Characterizing and Transforming DAGs within the I-LCA Framework

We explore the connections between clusters and least common ancestors (LCAs) in directed acyclic graphs (DAGs), focusing on DAGs with unique LCAs for specific subsets of their leaves. These DAGs are important in modeling phylogenetic networks that account for reticulate processes or horizontal gene transfer. Phylogenetic DAGs inferred from genomic data are often complex, obscuring evolutionary insights, especially when vertices lack support as LCAs for any subset of taxa. To address this, we focus on $I$-lca-relevant DAGs, where each vertex serves as the unique LCA for a subset $A$ of leaves of specific size $|A|\in I$. We characterize DAGs with the so-called $I$-lca-property and establish their close relationship to pre-$I$-ary and $I$-ary set systems. Moreover, we build upon recently established results that use a simple operator $\ominus$, enabling the transformation of arbitrary DAGs into $I$-lca-relevant DAGs. This process reduces unnecessary complexity while preserving the key structural properties of the original DAG. The set $C_G$ consists of all clusters in a DAG $G$, where clusters correspond to the descendant leaves of vertices. While in some cases $C_H = C_G$ when transforming $G$ into an $I$-lca-relevant DAG $H$, it often happens that certain clusters in $C_G$ do not appear as clusters in $H$. To understand this phenomenon in detail, we characterize the subset of clusters in $C_G$ that remain in $H$ for DAGs $G$ with the $I$-lca-property. Furthermore, we show that the set $W$ of vertices required to transform $G$ into $H = G \ominus W$ is uniquely determined for such DAGs. This, in turn, allows us to show that the transformed DAG $H$ is always a tree or a galled-tree whenever $C_G$ represents the clustering system of a tree or galled-tree and $G$ has the $I$-lca-property. In the latter case $C_H = C_G$ always holds.

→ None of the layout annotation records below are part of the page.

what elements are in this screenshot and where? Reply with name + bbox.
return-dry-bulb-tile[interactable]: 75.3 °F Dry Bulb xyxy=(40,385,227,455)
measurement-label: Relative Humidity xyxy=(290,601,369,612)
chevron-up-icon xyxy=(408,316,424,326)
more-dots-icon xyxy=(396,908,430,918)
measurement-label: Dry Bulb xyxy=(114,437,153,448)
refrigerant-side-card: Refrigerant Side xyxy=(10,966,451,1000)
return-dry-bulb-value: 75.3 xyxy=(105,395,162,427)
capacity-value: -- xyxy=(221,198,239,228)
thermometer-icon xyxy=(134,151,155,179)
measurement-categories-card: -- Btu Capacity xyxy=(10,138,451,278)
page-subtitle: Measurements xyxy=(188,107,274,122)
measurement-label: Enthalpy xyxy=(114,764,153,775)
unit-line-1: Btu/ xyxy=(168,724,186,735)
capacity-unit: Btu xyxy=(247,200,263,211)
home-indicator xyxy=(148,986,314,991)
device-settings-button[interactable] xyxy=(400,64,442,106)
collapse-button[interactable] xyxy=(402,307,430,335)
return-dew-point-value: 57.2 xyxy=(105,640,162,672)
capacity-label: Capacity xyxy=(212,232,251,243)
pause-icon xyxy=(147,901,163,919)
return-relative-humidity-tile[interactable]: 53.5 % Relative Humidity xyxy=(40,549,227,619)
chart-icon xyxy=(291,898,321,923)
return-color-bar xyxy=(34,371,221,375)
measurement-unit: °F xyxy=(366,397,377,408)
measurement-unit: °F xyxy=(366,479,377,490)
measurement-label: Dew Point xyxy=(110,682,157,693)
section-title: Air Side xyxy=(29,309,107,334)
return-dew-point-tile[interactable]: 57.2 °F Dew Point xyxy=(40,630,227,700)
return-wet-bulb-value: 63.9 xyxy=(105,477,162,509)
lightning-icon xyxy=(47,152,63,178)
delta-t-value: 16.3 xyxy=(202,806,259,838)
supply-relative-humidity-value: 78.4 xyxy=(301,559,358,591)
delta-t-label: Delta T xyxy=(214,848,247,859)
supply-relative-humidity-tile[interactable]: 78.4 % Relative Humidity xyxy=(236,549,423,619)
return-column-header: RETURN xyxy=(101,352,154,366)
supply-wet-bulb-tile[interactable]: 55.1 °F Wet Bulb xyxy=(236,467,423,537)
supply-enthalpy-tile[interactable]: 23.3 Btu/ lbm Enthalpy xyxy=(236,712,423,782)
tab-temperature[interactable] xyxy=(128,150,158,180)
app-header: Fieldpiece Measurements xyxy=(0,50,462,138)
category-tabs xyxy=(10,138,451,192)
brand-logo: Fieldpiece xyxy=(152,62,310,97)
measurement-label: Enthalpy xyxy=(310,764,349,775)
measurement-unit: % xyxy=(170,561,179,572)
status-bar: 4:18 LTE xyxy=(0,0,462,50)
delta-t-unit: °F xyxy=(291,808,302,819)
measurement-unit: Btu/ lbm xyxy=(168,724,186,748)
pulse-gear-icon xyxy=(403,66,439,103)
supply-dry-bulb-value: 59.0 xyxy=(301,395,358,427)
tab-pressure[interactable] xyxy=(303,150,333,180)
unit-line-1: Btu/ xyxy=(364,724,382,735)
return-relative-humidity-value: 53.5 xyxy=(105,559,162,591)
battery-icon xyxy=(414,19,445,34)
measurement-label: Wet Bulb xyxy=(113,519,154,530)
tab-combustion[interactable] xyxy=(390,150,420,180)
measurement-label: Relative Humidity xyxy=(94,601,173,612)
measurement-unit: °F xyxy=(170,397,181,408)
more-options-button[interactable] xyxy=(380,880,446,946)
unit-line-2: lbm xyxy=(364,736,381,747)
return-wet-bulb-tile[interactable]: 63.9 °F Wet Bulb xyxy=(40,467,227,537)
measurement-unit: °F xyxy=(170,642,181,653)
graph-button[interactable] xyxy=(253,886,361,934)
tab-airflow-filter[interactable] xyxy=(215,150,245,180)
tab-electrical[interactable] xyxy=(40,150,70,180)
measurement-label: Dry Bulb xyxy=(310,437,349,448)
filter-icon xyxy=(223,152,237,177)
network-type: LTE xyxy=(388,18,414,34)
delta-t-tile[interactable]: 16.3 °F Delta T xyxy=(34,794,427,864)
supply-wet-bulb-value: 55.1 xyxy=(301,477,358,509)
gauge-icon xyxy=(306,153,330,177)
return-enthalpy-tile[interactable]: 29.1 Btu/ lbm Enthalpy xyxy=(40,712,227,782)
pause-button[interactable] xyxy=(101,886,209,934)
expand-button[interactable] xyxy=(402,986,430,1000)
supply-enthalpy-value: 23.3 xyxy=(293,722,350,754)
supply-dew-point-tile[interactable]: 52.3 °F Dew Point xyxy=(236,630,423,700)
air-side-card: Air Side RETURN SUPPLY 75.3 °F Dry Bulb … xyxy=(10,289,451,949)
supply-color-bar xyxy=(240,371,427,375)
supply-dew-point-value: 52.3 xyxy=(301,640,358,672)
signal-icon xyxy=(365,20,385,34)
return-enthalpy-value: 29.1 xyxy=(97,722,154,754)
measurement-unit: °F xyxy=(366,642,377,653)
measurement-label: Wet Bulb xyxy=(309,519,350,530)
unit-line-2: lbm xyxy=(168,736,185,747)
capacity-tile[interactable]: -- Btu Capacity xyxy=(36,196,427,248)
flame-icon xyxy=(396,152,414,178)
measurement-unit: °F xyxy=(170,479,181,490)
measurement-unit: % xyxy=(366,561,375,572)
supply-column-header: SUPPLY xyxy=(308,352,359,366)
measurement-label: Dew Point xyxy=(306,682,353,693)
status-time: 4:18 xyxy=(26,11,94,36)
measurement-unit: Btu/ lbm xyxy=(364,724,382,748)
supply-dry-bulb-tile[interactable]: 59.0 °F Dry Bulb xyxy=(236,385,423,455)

翻译：我们探讨有向无环图（DAG）中聚类与最近公共祖先（LCA）之间的联系，重点关注那些特定叶节点子集具有唯一LCA的DAG。这类DAG在建模包含网状演化过程或水平基因转移的系统发育网络中具有重要意义。从基因组数据推断出的系统发育DAG通常结构复杂，会掩盖进化关系的清晰呈现，尤其当某些顶点无法作为任何分类单元子集的LCA时。为解决此问题，我们聚焦于$I$-lca相关DAG——其中每个顶点都是特定规模$|A|\in I$的叶节点子集$A$的唯一LCA。我们刻画了具有$I$-lca性质的DAG，并建立了它们与预$I$元及$I$元集合系的紧密联系。此外，基于近期利用简单算子$\ominus$的研究成果，我们实现了将任意DAG转换为$I$-lca相关DAG的方法。该转换过程能在保持原DAG关键结构性质的同时，消除不必要的复杂性。集合$C_G$包含DAG $G$中所有聚类（即顶点后代叶节点构成的集合）。虽然将$G$转换为$I$-lca相关DAG $H$时，有时会出现$C_H = C_G$的情况，但$C_G$中的某些聚类往往不会出现在$H$中。为深入理解该现象，我们刻画了具有$I$-lca性质的DAG $G$中那些在$H$中得以保留的聚类子集。进一步证明，对于此类DAG，将$G$转换为$H = G \ominus W$所需的顶点集合$W$是唯一确定的。由此可证：当$C_G$表示树或网状树的聚类系统，且$G$具有$I$-lca性质时，转换得到的DAG $H$总是树或网状树——在后一种情形下，$C_H = C_G$恒成立。